Sunny and cold. The intense green of the lilac’s new leaves against the brown woods moves me almost to tears. A blue-headed vireo sings.
In the fog and mizzle, swelling yellow-green lilac buds are the brightest thing. A single jet goes over in all the time I sit outside.
Pulling my hat down against the sun, I glimpse a brown creeper on the dark side of a trunk. Every breeze strips more leaves from the lilac.
-5°C. The wilted and faded lilac leaves have acquired mold-like coats of frost. A white-breasted nuthatch’s nasal two notes.

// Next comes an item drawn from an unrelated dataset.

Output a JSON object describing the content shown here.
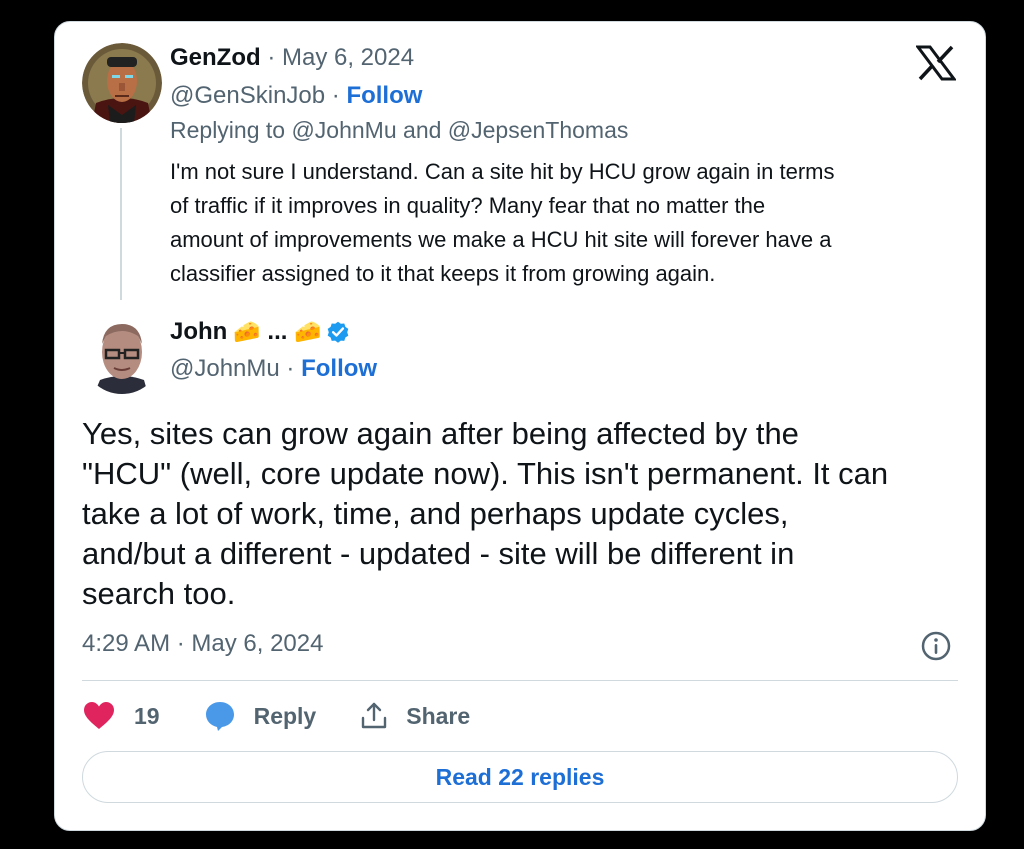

Squirrels sound the predator alarm, and a song sparrow in the lilac stays motionless for minutes, until I’m half-convinced it’s just a burl.
The remains of last night’s ice drip from the trees. A fine lacework of lilac shadow rocks back and forth beside the broken old dog statue.

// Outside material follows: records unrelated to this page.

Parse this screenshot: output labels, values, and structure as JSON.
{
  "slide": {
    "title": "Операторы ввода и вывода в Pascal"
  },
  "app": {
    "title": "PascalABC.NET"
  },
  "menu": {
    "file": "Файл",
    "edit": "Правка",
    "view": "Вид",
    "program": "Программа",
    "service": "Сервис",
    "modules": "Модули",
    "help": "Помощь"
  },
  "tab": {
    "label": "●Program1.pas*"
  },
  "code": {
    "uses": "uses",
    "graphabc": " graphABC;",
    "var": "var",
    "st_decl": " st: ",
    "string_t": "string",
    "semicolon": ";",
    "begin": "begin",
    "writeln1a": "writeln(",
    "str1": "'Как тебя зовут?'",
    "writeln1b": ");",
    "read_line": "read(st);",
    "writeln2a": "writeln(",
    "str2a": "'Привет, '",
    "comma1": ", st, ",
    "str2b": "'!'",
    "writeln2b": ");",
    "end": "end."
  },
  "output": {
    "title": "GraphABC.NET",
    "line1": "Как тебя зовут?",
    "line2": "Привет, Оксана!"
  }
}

Truly an autumn snow: eight inches with a topping of fallen oak leaves. In the green and brown lilac, a house finch’s purple breast.

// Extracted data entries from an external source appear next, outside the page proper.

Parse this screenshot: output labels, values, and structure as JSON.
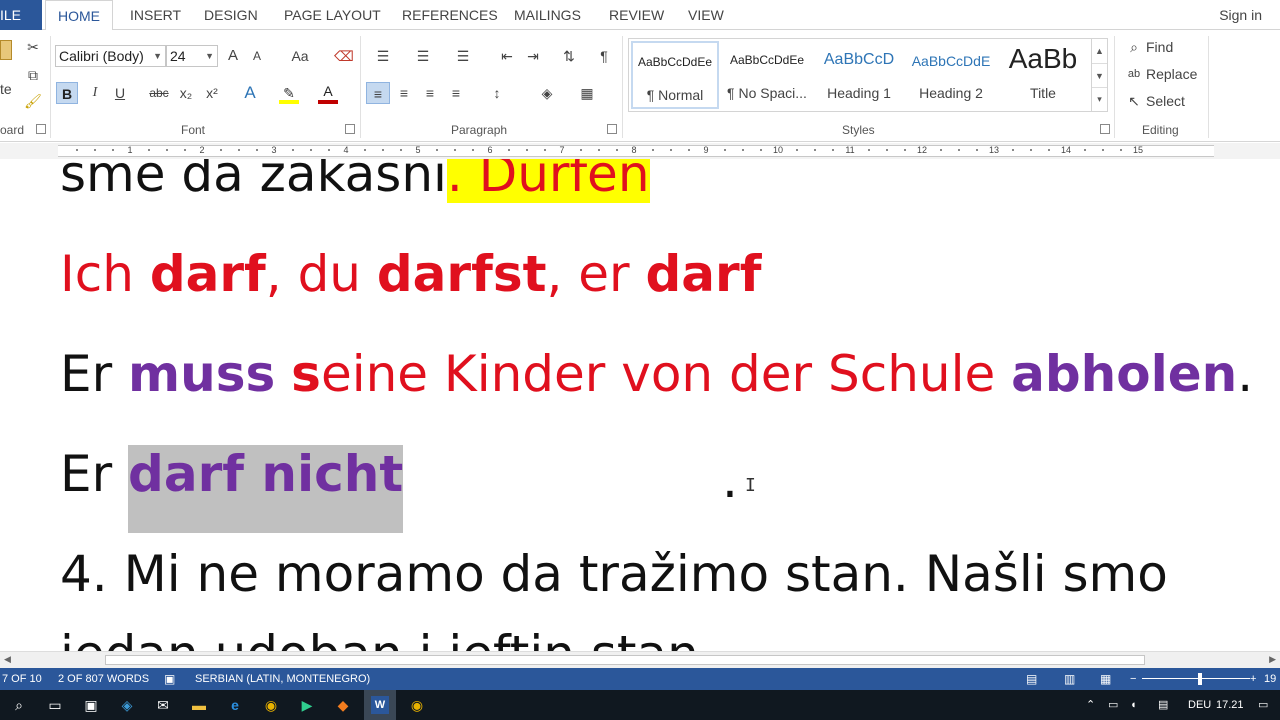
{
  "tabs": {
    "file": "ILE",
    "home": "HOME",
    "insert": "INSERT",
    "design": "DESIGN",
    "page_layout": "PAGE LAYOUT",
    "references": "REFERENCES",
    "mailings": "MAILINGS",
    "review": "REVIEW",
    "view": "VIEW",
    "signin": "Sign in"
  },
  "ribbon": {
    "clipboard_label": "oard",
    "paste_partial": "te",
    "font_name": "Calibri (Body)",
    "font_size": "24",
    "font_label": "Font",
    "paragraph_label": "Paragraph",
    "styles_label": "Styles",
    "editing_label": "Editing",
    "bold": "B",
    "italic": "I",
    "underline": "U",
    "strike": "abc",
    "subscript": "x₂",
    "superscript": "x²",
    "grow": "A",
    "shrink": "A",
    "change_case": "Aa",
    "pilcrow": "¶",
    "styles": [
      {
        "preview": "AaBbCcDdEe",
        "name": "¶ Normal"
      },
      {
        "preview": "AaBbCcDdEe",
        "name": "¶ No Spaci..."
      },
      {
        "preview": "AaBbCcD",
        "name": "Heading 1"
      },
      {
        "preview": "AaBbCcDdE",
        "name": "Heading 2"
      },
      {
        "preview": "AaBb",
        "name": "Title"
      }
    ],
    "find": "Find",
    "replace": "Replace",
    "select": "Select"
  },
  "ruler": {
    "ticks": [
      "1",
      "2",
      "3",
      "4",
      "5",
      "6",
      "7",
      "8",
      "9",
      "10",
      "11",
      "12",
      "13",
      "14",
      "15"
    ]
  },
  "document": {
    "line1_a": "sme da zakasni",
    "line1_b": ". Dürfen",
    "line2_a": "Ich ",
    "line2_b": "darf",
    "line2_c": ", du ",
    "line2_d": "darfst",
    "line2_e": ", er ",
    "line2_f": "darf",
    "line3_a": "Er ",
    "line3_b": "muss",
    "line3_c": " ",
    "line3_d": "s",
    "line3_e": "eine Kinder von der Schule ",
    "line3_f": "abholen",
    "line3_g": ".",
    "line4_a": "Er ",
    "line4_b": "darf nicht",
    "line4_dot": ".",
    "line5": "4. Mi ne moramo da tražimo stan. Našli smo",
    "line6": "jedan udoban i jeftin stan."
  },
  "status": {
    "page": "7 OF 10",
    "words": "2 OF 807 WORDS",
    "language": "SERBIAN (LATIN, MONTENEGRO)",
    "zoom": "19"
  },
  "taskbar": {
    "lang": "DEU",
    "time": "17.21"
  }
}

The lilac leaves have faded and folded into a thousand variations on an origami wing, bird or bat or moth, ready for their one big flight.
Sun floods the treetops. A red-tailed hawk glides in and lands with a thump. In the dark lilac, a tiny winter wren bustles about.
Back to sweater weather. The catbird in the French lilac has found a mate—they’re hopping around apparently evaluating nesting material.